Failed Chef Client run af972109-32ca-4089-97ef-789b7b5d8d07 in 133.762612 seconds.
 Exception type: Net::HTTPFatalError
 Exception message: 500 "Internal Server Error"
 Exception backtrace: C:/opscode/chef/embedded/lib/ruby/2.1.0/net/http/response.rb:119:in `error!'
C:/opscode/chef/embedded/lib/ruby/gems/2.1.0/gems/chef-12.9.38-universal-mingw32/lib/chef/http.rb:146:in `request'
C:/opscode/chef/embedded/lib/ruby/gems/2.1.0/gems/chef-12.9.38-universal-mingw32/lib/chef/http.rb:119:in `put'
C:/opscode/chef/embedded/lib/ruby/gems/2.1.0/gems/chef-12.9.38-universal-mingw32/lib/chef/node.rb:620:in `save'
C:/opscode/chef/embedded/lib/ruby/gems/2.1.0/gems/chef-12.9.38-universal-mingw32/lib/chef/client.rb:542:in `save_updated_node'
C:/opscode/chef/embedded/lib/ruby/gems/2.1.0/gems/chef-12.9.38-universal-mingw32/lib/chef/client.rb:704:in `converge_and_save'
C:/opscode/chef/embedded/lib/ruby/gems/2.1.0/gems/chef-12.9.38-universal-mingw32/lib/chef/client.rb:281:in `run'
C:/opscode/chef/embedded/lib/ruby/gems/2.1.0/gems/chef-12.9.38-universal-mingw32/lib/chef/application.rb:267:in `run_with_graceful_exit_option'
C:/opscode/chef/embedded/lib/ruby/gems/2.1.0/gems/chef-12.9.38-universal-mingw32/lib/chef/application.rb:243:in `block in run_chef_client'
C:/opscode/chef/embedded/lib/ruby/gems/2.1.0/gems/chef-12.9.38-universal-mingw32/lib/chef/local_mode.rb:44:in `with_server_connectivity'
C:/opscode/chef/embedded/lib/ruby/gems/2.1.0/gems/chef-12.9.38-universal-mingw32/lib/chef/application.rb:226:in `run_chef_client'
C:/opscode/chef/embedded/lib/ruby/gems/2.1.0/gems/chef-12.9.38-universal-mingw32/lib/chef/application/client.rb:419:in `run_application'
C:/opscode/chef/embedded/lib/ruby/gems/2.1.0/gems/chef-12.9.38-universal-mingw32/lib/chef/application.rb:58:in `run'
C:/opscode/chef/embedded/lib/ruby/gems/2.1.0/gems/chef-12.9.38-universal-mingw32/bin/chef-client:26:in `<top (required)>'
C:/opscode/chef/bin/chef-client:61:in `load'
C:/opscode/chef/bin/chef-client:61:in `<main>'

which doesn't really indicate anything to me...

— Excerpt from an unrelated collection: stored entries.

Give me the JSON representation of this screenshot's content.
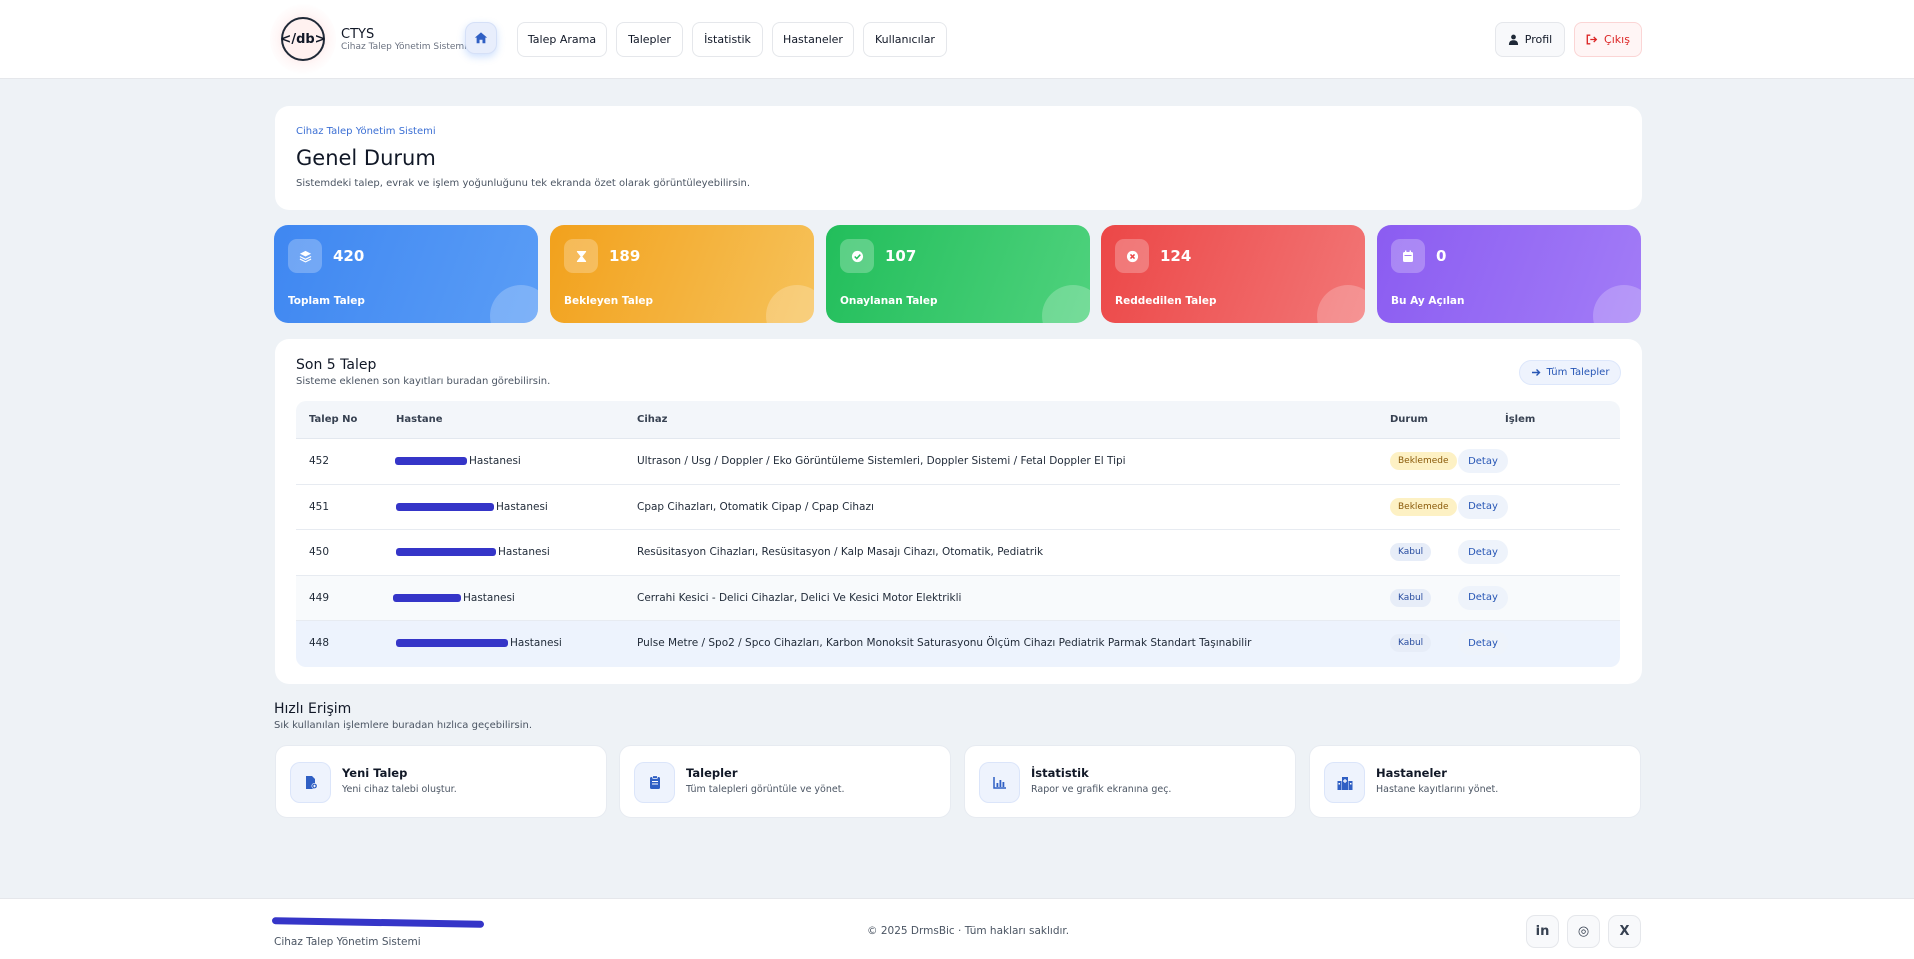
{
  "brand": {
    "logo_text": "</db>",
    "title": "CTYS",
    "subtitle": "Cihaz Talep Yönetim Sistemi"
  },
  "nav": {
    "home_icon": "home-icon",
    "items": [
      "Talep Arama",
      "Talepler",
      "İstatistik",
      "Hastaneler",
      "Kullanıcılar"
    ],
    "profile_label": "Profil",
    "logout_label": "Çıkış"
  },
  "hero": {
    "eyebrow": "Cihaz Talep Yönetim Sistemi",
    "title": "Genel Durum",
    "subtitle": "Sistemdeki talep, evrak ve işlem yoğunluğunu tek ekranda özet olarak görüntüleyebilirsin."
  },
  "stats": [
    {
      "value": "420",
      "label": "Toplam Talep",
      "icon": "layers-icon",
      "color": "#3f87f1"
    },
    {
      "value": "189",
      "label": "Bekleyen Talep",
      "icon": "hourglass-icon",
      "color": "#f2a11c"
    },
    {
      "value": "107",
      "label": "Onaylanan Talep",
      "icon": "check-circle-icon",
      "color": "#22be5b"
    },
    {
      "value": "124",
      "label": "Reddedilen Talep",
      "icon": "x-circle-icon",
      "color": "#ec4747"
    },
    {
      "value": "0",
      "label": "Bu Ay Açılan",
      "icon": "calendar-icon",
      "color": "#8b5cf1"
    }
  ],
  "recent": {
    "title": "Son 5 Talep",
    "subtitle": "Sisteme eklenen son kayıtları buradan görebilirsin.",
    "all_button": "Tüm Talepler",
    "columns": [
      "Talep No",
      "Hastane",
      "Cihaz",
      "Durum",
      "İşlem"
    ],
    "rows": [
      {
        "no": "452",
        "hospital": "Hastanesi",
        "device": "Ultrason / Usg / Doppler / Eko Görüntüleme Sistemleri, Doppler Sistemi / Fetal Doppler El Tipi",
        "status": "Beklemede",
        "action": "Detay"
      },
      {
        "no": "451",
        "hospital": "Hastanesi",
        "device": "Cpap Cihazları, Otomatik Cipap / Cpap Cihazı",
        "status": "Beklemede",
        "action": "Detay"
      },
      {
        "no": "450",
        "hospital": "Hastanesi",
        "device": "Resüsitasyon Cihazları, Resüsitasyon / Kalp Masajı Cihazı, Otomatik, Pediatrik",
        "status": "Kabul",
        "action": "Detay"
      },
      {
        "no": "449",
        "hospital": "Hastanesi",
        "device": "Cerrahi Kesici - Delici Cihazlar, Delici Ve Kesici Motor Elektrikli",
        "status": "Kabul",
        "action": "Detay"
      },
      {
        "no": "448",
        "hospital": "Hastanesi",
        "device": "Pulse Metre / Spo2 / Spco Cihazları, Karbon Monoksit Saturasyonu Ölçüm Cihazı Pediatrik Parmak Standart Taşınabilir",
        "status": "Kabul",
        "action": "Detay"
      }
    ]
  },
  "quick": {
    "title": "Hızlı Erişim",
    "subtitle": "Sık kullanılan işlemlere buradan hızlıca geçebilirsin.",
    "cards": [
      {
        "title": "Yeni Talep",
        "desc": "Yeni cihaz talebi oluştur.",
        "icon": "file-plus-icon"
      },
      {
        "title": "Talepler",
        "desc": "Tüm talepleri görüntüle ve yönet.",
        "icon": "clipboard-icon"
      },
      {
        "title": "İstatistik",
        "desc": "Rapor ve grafik ekranına geç.",
        "icon": "chart-icon"
      },
      {
        "title": "Hastaneler",
        "desc": "Hastane kayıtlarını yönet.",
        "icon": "hospital-icon"
      }
    ]
  },
  "footer": {
    "org": "",
    "system": "Cihaz Talep Yönetim Sistemi",
    "copyright": "© 2025 DrmsBic · Tüm hakları saklıdır.",
    "social": [
      {
        "label": "in",
        "icon": "linkedin-icon"
      },
      {
        "label": "◎",
        "icon": "instagram-icon"
      },
      {
        "label": "X",
        "icon": "x-icon"
      }
    ]
  },
  "colors": {
    "accent": "#2756b5",
    "page_bg": "#eef2f6",
    "danger": "#dc2626",
    "pending_badge": "#fdf1c4",
    "accepted_badge": "#e7edf8"
  }
}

But if I go to the command line and just run chef-client (from any directory, with no parameters, it immediately recognizes the need to reboot and does so).

Any ideas to finish out this problem? Would REALLY appreciate it.

1

There are 1 best solutions below

19
On BEST ANSWER

Unless you set something up where Chef runs as a service or via a scheduled task, it can't just end up running again on its own after a restart. Also Chef doesn't per se "pick up where it left off", but it is normally idempotent and only changes things that need to be changed. The not_if guard on your resource is the idempotence check for each thing. Is there a reason you aren't using the windows_feature resource?